Format: JSON list of {{"entity": "name", "type": "person/place/thing", "relationships": [{{"to": "other", "type": "works_with/located_in/etc"}}]}}"""
        response = await self.llm.generate(prompt)
        return json.loads(response)

Memory Retrieval Strategies

StrategyUse Case
Semantic search”Find similar past conversations”
Entity lookup”What’s the user’s company?”
Temporal recall”What did we discuss last week?”
Structured query”List all API integrations mentioned”

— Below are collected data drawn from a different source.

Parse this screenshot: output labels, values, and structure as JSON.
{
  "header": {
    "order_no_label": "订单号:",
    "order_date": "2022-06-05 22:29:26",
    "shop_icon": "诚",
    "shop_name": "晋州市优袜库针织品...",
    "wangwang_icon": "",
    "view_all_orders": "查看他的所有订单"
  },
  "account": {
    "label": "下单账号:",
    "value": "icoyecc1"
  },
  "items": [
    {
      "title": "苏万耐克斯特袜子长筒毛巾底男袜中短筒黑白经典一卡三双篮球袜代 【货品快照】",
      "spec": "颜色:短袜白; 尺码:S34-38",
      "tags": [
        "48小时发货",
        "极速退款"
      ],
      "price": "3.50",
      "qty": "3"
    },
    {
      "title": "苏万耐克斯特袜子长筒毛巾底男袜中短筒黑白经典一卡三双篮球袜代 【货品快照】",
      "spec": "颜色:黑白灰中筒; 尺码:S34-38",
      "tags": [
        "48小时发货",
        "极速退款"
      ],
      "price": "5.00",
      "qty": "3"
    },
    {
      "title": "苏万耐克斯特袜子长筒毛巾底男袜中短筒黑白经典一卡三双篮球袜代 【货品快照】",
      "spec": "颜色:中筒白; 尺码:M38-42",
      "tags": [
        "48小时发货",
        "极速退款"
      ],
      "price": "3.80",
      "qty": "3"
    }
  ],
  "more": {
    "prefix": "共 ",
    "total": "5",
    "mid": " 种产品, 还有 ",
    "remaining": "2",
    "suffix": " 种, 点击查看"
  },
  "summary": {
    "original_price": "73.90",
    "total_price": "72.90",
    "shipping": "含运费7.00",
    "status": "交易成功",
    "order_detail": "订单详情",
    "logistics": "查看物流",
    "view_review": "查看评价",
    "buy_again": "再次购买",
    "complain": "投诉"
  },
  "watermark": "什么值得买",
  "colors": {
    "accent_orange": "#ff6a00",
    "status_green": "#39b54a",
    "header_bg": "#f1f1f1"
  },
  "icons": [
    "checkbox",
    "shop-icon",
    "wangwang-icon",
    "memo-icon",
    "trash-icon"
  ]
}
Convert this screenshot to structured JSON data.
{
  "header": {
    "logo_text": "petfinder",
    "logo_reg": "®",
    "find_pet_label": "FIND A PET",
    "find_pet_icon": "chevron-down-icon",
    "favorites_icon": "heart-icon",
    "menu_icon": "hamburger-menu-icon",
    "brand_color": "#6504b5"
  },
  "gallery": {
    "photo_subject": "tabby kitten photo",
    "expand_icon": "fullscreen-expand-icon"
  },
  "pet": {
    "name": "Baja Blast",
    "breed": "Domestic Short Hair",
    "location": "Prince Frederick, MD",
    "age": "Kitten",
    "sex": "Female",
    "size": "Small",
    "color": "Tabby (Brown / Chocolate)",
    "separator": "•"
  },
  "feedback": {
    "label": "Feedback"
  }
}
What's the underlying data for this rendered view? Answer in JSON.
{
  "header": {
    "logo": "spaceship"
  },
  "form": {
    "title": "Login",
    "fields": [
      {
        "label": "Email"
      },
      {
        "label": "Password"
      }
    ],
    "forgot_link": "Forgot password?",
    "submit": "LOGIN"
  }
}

Choosing the Right Pattern

Task ComplexityRecommended Pattern
Simple Q&A with tool useReAct
Multi-step workflowPlan-and-Execute
Cross-functional automationMulti-Agent
Critical operations (finance, health)Tool Use + Reflection
Persistent user relationshipsAny pattern + Memory

Common Pitfalls

The Infinite Loop

# BAD: No iteration limit
while not task_complete:
    agent.step()

# GOOD: Bounded execution
for i in range(max_iterations):
    if task_complete:
        break
    agent.step()

The Context Explosion

# BAD: Unlimited context growth
context += f"Step {i}: {result}\n"

# GOOD: Summarize old context
if len(context) > 100000:
    context = await agent.summarize(context)

The Tool Overload

# BAD: 50 tools confuses the agent
tools = [tool1, tool2, ..., tool50]

# GOOD: Group tools by function
research_tools = [search, scrape, summarize]
code_tools = [execute, lint, test]

Production Checklist

  • Set maximum iteration limits
  • Implement timeout handling
  • Add cost tracking per request
  • Log all tool calls for debugging
  • Cache frequent tool results
  • Implement graceful degradation
  • Add human-in-the-loop for critical decisions
  • Monitor hallucination rates
  • A/B test different prompts
  • Version control your agent configurations

Summary

  • ReAct: Simple, effective for single-step reasoning. Think → Act → Observe.
  • Plan-and-Execute: Complex workflows need upfront planning.
  • Multi-Agent: Scale to enterprise by specializing agents.
  • Tool Use + Reflection: Verify results, don’t blindly trust.
  • Memory: Context across sessions separates toys from tools.

The best agents combine these patterns. Start with ReAct, add planning for complexity, specialize into multi-agent for scale, and always verify critical operations.